74 ulaşabilmek, ürünler hakkında çevrimiçi iyi bilgilere ulaşabilmek, geniş ürün yelpazesi ve çok sayıda ürün ve markaya erişebilmek maddeleri bir faktör altında toplanmaktadır ve ürün seçimi olarak isimlendirilmektedir (Forsythe vd., 2006: 61).

Literatür taraması sırasında, kavramlar disiplinler içindeki ve disiplinler arasındaki isimlendirmelerde farklılık gösterse de kavramsal fazlalık bulmak yaygın bir sonuçtur.

Araştırmacıların isimlendirme sebeplerini paylaşmaları uygun olandır ancak faktörlerin adlandırılması mantığı nadiren paylaşılmaktadır.
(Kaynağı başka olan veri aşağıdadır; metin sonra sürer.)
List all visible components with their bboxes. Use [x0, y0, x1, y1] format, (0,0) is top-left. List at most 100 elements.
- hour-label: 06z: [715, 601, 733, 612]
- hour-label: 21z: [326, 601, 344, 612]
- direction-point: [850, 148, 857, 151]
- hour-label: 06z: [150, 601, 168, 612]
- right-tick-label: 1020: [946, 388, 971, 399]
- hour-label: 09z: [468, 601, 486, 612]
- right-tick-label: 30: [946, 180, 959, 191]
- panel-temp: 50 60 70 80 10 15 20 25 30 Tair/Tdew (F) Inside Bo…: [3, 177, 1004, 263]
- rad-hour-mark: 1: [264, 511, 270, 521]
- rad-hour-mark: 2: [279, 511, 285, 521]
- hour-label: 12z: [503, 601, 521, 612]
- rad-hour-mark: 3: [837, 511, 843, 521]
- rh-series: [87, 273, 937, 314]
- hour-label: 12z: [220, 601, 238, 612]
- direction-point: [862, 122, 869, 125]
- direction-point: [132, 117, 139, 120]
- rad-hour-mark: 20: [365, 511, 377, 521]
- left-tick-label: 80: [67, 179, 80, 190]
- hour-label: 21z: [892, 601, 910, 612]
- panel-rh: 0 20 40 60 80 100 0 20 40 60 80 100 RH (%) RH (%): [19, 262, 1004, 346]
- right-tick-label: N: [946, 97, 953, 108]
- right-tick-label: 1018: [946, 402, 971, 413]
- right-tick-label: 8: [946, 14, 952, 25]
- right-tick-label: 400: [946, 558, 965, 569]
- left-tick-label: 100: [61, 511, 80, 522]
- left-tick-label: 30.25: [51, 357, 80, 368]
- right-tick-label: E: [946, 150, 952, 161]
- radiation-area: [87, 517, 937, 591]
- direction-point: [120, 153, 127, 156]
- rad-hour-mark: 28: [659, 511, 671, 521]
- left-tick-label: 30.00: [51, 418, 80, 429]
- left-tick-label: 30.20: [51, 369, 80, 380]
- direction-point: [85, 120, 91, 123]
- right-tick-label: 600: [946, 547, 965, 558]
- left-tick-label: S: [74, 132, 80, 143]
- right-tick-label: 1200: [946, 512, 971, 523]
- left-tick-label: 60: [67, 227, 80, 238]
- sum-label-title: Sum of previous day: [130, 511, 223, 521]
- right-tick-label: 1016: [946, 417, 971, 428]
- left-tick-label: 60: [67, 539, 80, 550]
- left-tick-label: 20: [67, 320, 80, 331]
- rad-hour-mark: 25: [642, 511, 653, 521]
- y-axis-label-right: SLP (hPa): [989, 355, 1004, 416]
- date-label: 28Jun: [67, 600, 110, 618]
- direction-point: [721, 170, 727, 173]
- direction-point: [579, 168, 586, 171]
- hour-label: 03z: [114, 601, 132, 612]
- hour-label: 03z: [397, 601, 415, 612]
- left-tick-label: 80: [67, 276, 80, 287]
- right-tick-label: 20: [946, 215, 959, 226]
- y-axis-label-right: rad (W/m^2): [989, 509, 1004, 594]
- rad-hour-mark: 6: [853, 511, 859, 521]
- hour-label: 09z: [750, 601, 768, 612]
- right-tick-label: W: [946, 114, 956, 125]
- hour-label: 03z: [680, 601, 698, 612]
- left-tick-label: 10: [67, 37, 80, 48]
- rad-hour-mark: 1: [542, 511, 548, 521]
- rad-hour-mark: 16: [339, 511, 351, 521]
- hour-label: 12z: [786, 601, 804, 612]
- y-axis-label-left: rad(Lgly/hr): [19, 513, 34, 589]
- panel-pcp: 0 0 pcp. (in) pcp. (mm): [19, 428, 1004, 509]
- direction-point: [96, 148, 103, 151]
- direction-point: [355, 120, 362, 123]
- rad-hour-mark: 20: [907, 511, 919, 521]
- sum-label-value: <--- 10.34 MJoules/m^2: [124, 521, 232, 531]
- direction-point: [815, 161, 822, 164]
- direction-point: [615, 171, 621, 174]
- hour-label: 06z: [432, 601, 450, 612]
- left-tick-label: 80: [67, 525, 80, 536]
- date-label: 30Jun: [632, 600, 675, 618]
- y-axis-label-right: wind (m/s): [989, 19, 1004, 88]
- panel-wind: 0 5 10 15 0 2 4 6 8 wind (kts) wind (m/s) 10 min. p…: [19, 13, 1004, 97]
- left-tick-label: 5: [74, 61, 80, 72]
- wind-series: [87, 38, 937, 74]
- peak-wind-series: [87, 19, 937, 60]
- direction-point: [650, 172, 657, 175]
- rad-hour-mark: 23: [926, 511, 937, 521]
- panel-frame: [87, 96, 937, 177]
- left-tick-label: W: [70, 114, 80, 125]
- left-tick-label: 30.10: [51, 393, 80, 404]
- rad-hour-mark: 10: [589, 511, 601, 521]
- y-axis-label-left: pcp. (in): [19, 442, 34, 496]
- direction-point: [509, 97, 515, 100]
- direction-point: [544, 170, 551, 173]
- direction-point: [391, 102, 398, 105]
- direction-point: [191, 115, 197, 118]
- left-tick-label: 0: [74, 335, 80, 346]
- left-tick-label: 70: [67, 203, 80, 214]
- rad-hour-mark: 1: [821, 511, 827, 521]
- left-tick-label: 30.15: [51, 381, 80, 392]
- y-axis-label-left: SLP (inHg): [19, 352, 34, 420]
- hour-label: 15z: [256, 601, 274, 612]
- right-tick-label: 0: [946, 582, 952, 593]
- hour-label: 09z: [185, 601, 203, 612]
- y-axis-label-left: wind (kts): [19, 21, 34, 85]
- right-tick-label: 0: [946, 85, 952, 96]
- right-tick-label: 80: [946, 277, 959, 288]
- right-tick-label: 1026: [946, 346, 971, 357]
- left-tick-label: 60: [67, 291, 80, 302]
Yüksek yüke sahip değişkenler, bir faktörü temsil etmek için seçilen adı veya etiketi büyük ölçüde etkilemektedir ve çoğunlukla faktör adı olarak verilmektedir (Carpenter, 2018: 32).

2.1.4. Ölçeğin Son Haline Getirilmesi ve Doğrulama

Neyin ölçüleceğine karar verip maddeler elde edildikten sonra maddelerin elenmesinin ve nitel ve nicel olarak yapılan bir dizi değerlendirmenin ardından ölçek nihai haline getirilmektedir. Ölçek sadeleştirildikten sonra elde kalan maddeler ve oluşturulan yapısal durum sonrası yapının doğrulanması için doğrulayıcı faktör analizi yapılmaktadır. Ayrıca tekrar veri toplanarak verilerin analiz edilmesi, yeni bir örneklem grubuyla doğrulayıcı faktör analizi uygulamak ölçeğin doğrulama aşamasında daha etkili bir yaklaşım olmaktadır. Bu aşamada güvenilirlik ve nicel geçerlilik değerleri de ölçeğin son hali hakkında fikir verecektir. Yeniden veri toplanması ile son aşamada elde edilen bulgular, sadeleştirme aşamasının aksine pratikte yani uygulamada sonuçlar elde etmek için kullanılabilmektedir. Bu da ölçeğin kullanılabilirliği hakkında fikir verecektir.